Encontré su nombre leyendo El libro de los muertos, un texto en el que Limónov reúne retratos de celebridades o personas oscuras que ha conocido durante su vida y que tienen en común el hecho de estar muertas. Describe a Vadim Delaunay tal como yo le recuerdo: muy joven, apenas veinte años, muy guapo, muy cordial. Eduard dice que todo el mundo le quería. Descendía del marqués de Launay, que en 1789 estaba al mando de la guardia de la Bastilla. Su familia había emigrado a Rusia para huir de la Revolución y sin duda a estos orígenes debía —algo excepcional bajo Brézhnev— que se le recibiera en casa de un diplomático extranjero. Escribía poemas. Era el benjamín de los smoguistas, el movimiento del que Brusilovski había hablado hasta la saciedad en Járkov a Anna y Eduard. He confrontado las fechas: me permiten imaginar que después de haber pasado toda la comida en casa del agregado cultural hablando de los tres mosqueteros con un niño francés, Vadim Delaunay, el mismo día, se hubiera ido al seminario de Arseni Tarkovski y hubiese asistido a los inicios del poeta Limónov en el underground moscovita.
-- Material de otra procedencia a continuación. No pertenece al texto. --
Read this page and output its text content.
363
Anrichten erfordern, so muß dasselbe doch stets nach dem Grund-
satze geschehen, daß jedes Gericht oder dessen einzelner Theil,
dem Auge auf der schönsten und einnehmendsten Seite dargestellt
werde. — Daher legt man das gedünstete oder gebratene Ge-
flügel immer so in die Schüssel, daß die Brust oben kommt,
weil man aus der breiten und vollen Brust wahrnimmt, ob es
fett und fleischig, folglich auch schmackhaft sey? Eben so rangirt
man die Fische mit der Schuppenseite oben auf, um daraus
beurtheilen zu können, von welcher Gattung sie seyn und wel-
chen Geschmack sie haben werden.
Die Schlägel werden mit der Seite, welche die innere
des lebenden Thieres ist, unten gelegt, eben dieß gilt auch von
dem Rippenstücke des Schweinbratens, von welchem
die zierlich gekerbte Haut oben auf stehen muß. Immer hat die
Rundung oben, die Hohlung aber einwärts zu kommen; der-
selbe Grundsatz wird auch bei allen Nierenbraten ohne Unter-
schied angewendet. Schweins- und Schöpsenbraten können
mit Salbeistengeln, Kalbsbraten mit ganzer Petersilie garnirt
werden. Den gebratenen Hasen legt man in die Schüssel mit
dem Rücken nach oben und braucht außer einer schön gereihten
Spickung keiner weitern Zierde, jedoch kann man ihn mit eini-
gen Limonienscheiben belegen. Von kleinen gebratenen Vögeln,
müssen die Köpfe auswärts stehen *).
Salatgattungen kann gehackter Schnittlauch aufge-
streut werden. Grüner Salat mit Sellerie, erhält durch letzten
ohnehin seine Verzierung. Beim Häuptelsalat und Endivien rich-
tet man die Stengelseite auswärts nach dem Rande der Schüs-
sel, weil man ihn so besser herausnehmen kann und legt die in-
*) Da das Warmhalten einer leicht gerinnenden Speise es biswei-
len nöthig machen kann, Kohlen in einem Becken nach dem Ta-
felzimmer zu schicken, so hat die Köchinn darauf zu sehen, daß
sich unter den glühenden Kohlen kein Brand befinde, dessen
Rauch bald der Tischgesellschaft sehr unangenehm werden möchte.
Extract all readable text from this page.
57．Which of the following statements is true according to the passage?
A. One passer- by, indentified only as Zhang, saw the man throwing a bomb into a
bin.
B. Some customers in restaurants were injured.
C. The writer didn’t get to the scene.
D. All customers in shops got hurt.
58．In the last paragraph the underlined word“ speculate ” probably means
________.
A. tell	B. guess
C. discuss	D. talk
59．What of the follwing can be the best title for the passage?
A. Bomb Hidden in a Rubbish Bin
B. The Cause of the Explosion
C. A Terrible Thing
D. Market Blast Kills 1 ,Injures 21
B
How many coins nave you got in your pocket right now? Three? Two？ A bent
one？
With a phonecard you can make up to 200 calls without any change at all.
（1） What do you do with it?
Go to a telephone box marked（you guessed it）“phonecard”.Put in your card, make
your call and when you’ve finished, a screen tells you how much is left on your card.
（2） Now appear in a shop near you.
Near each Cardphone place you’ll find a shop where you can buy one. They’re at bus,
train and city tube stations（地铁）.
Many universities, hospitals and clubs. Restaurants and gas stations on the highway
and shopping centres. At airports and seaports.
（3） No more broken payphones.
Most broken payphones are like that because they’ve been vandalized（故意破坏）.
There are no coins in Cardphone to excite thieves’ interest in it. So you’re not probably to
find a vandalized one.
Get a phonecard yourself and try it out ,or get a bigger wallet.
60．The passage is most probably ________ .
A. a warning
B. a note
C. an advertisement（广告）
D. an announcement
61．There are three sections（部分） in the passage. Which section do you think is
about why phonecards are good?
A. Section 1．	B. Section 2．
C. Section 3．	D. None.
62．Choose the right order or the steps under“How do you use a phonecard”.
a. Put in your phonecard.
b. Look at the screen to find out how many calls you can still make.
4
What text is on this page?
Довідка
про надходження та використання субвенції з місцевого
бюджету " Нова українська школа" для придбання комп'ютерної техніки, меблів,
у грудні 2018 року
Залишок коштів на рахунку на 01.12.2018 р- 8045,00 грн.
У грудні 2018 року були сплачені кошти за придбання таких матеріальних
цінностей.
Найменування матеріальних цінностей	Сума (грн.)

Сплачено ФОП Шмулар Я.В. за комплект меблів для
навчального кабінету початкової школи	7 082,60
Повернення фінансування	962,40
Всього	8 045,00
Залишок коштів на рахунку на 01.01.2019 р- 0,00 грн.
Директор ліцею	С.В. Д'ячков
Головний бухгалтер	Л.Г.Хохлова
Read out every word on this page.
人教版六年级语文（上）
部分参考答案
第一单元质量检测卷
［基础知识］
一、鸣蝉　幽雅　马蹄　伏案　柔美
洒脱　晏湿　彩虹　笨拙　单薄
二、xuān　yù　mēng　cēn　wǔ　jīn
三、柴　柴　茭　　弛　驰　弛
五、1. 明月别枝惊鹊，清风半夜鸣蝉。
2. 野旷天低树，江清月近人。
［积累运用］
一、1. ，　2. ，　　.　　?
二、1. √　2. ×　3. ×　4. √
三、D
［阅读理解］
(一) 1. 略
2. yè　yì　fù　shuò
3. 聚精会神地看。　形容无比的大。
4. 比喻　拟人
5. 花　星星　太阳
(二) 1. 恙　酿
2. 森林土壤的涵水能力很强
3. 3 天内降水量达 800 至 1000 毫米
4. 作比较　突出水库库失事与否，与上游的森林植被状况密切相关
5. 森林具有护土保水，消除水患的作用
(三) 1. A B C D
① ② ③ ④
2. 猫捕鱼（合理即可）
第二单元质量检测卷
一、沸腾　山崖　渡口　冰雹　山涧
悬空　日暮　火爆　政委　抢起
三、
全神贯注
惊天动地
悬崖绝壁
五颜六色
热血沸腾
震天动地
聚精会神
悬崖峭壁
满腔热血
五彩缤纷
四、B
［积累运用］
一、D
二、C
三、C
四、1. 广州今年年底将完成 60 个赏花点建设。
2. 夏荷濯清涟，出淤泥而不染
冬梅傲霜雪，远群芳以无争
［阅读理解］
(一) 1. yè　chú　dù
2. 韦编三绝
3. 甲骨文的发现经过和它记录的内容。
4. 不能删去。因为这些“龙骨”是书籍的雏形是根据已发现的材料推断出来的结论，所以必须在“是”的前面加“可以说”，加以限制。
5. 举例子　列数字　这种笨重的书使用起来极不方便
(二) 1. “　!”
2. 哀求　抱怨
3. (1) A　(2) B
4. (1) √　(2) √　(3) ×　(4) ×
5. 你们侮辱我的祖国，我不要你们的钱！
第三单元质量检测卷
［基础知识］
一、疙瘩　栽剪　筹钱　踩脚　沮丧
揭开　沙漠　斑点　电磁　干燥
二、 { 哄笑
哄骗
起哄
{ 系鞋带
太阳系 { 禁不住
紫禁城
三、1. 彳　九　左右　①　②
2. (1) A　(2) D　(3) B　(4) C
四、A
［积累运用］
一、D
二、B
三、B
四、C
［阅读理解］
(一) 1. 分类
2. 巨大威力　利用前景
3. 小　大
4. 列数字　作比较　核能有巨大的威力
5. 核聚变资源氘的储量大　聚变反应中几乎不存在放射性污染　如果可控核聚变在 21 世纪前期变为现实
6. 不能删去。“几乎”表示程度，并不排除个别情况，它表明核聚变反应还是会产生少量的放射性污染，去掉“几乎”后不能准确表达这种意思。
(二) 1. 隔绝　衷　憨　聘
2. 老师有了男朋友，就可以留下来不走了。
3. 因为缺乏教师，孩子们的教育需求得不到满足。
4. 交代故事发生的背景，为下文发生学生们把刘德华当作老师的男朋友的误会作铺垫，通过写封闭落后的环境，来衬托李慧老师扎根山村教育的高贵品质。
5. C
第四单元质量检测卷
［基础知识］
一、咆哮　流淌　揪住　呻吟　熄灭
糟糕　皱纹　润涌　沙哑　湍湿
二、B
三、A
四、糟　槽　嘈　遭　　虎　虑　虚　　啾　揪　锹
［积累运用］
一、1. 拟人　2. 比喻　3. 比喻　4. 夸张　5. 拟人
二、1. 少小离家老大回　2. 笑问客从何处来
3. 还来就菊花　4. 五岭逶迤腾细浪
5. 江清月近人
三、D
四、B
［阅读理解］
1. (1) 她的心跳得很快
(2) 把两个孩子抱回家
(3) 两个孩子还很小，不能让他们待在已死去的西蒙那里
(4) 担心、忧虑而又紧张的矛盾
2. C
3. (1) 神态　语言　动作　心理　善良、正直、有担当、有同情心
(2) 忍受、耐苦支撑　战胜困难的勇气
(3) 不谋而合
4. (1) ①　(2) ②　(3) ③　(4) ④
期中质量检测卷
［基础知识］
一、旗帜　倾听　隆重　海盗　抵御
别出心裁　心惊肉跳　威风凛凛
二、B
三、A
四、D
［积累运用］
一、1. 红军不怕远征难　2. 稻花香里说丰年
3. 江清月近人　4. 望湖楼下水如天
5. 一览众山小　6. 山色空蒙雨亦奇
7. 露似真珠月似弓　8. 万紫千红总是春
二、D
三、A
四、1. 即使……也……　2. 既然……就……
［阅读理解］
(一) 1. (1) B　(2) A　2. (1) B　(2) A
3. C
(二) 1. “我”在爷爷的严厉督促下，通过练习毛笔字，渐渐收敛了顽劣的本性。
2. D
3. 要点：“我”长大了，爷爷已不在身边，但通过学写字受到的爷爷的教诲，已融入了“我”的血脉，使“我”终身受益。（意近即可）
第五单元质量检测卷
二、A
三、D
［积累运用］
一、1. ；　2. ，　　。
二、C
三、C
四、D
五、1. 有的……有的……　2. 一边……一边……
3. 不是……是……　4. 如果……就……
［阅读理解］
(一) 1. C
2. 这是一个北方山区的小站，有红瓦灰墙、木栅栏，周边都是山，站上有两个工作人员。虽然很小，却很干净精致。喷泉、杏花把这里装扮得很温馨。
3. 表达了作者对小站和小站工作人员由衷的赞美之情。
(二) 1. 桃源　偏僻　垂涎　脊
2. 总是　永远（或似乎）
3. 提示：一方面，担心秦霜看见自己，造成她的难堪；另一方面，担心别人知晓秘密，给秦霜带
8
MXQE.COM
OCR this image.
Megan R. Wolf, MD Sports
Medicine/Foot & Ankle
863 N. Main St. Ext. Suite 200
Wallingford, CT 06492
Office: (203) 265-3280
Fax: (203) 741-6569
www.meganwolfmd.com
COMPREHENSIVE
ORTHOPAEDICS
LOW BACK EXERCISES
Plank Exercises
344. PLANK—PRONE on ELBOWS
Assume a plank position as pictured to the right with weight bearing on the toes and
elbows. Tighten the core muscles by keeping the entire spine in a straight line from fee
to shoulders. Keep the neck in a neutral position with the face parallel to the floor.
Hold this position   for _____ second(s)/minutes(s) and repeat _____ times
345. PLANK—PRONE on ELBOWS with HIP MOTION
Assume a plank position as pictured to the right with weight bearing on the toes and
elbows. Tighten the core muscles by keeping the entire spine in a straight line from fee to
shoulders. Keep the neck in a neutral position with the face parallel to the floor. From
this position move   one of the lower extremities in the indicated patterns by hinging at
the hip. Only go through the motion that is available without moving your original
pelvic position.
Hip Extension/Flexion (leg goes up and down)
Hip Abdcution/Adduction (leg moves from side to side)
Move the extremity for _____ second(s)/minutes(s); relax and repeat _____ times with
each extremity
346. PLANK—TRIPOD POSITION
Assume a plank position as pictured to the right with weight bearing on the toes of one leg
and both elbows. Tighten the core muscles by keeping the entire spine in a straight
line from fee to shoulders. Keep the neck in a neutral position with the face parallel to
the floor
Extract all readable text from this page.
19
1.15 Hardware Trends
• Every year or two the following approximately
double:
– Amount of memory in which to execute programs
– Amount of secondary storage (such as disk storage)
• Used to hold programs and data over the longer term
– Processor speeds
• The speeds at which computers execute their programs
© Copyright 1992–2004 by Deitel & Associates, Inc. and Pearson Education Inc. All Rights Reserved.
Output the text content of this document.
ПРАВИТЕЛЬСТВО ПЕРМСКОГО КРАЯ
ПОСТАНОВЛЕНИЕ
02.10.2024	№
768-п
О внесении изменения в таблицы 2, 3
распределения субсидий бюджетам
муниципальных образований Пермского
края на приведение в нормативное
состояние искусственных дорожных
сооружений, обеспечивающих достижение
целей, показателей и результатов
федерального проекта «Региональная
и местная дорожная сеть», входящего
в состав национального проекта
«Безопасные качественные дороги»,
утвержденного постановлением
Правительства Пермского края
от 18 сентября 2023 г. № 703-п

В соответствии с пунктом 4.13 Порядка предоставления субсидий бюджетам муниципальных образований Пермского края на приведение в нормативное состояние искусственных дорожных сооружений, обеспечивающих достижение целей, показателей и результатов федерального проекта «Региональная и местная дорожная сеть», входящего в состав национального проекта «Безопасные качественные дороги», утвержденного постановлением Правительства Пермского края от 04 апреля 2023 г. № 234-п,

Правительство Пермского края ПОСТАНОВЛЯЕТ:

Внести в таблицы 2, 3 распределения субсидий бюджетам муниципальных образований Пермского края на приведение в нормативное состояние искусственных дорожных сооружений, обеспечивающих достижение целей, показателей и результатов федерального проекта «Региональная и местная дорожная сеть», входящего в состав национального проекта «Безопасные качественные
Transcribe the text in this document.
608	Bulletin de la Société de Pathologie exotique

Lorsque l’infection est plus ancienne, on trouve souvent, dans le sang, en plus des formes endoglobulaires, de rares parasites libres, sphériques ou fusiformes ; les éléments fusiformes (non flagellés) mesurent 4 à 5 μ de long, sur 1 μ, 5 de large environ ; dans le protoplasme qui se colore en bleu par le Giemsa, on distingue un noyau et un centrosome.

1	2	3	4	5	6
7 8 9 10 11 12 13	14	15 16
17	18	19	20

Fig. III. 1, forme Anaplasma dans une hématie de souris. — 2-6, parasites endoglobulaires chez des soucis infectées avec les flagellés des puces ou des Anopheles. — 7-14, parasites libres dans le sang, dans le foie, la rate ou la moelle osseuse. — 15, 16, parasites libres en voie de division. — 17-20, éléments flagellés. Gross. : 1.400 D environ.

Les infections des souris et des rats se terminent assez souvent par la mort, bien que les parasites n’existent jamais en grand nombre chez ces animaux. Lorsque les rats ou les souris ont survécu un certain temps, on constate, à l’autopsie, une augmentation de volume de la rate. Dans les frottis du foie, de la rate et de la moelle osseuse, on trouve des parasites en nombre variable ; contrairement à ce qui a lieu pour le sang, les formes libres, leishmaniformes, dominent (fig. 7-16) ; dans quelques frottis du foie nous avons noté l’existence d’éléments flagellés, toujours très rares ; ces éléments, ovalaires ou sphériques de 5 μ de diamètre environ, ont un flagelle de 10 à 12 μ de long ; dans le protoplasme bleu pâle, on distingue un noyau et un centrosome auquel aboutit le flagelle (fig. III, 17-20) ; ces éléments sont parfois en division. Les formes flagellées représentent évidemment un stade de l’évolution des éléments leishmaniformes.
Existía la literatura oficial. Los ingenieros del alma, como Stalin había llamado un día a los escritores. Los realistas-socialistas, fieles a esta línea. La cohorte de los Shólojov, Fadiéiev, Símonov, con apartamentos, dachas, viajes al extranjero, acceso a las tiendas para las jerarquías del partido, obras completas encuadernadas, con tiradas de miles de ejemplares y coronadas por el Premio Lenin. Pero estos privilegiados no lo tenían todo. Lo que ganaban en confort y seguridad lo perdían en amor propio. En los tiempos heroicos de la construcción del socialismo, todavía podían creer en lo que escribían, estar orgullosos de lo que eran, pero en la época de Brézhnev, del estalinismo blando y la nomenklatura, estas ilusiones ya no eran posibles. Sabían bien que servían a un régimen podrido, que habían vendido su alma y que los demás lo sabían. Solzhenitsyn advirtió los remordimientos de todos ellos: uno de los aspectos más perniciosos del sistema soviético es que si no eras un mártir no podías ser honesto. No podías enorgullecerte de ti mismo. Si no estaban completamente embrutecidos o no eran unos cínicos, los escritores oficiales se avergonzaban de lo que hacían, de lo que eran. Se avergonzaban de escribir en Pravda grandes artículos denunciando a Pasternak en 1957, a Brodsky en 1964, a Siniavski y Dániel en 1966, a Solzhenitsyn en 1969, siendo así que en el secreto de su corazón les envidiaban. Sabían que eran ellos los grandes héroes de su tiempo, los grandes escritores rusos a los que el pueblo se acerca a preguntarles, como a Tolstói en el pasado: «¿Qué está bien? ¿Qué está mal?» Los más abúlicos suspiraban que si sólo hubiera dependido de ellos habrían seguido estos ejemplos apasionantes, pero claro, tenían familia, hijos que cursaban largos estudios, todas las excelentes razones para colaborar que tiene cada cual para no militar en las filas de la disidencia. Muchos se alcoholizaban, algunos como Fadiéiev se suicidaban. Los más astutos, que eran también los más jóvenes, aprendían a jugar a dos bandas. Era factible, el poder necesitaba a esos moderados y exportables disidentes a medias, que Aragon era un especialista en acoger en Francia con los brazos abiertos. Evgueni Evtushenko, al que volveremos más adelante, destacaba en este cometido.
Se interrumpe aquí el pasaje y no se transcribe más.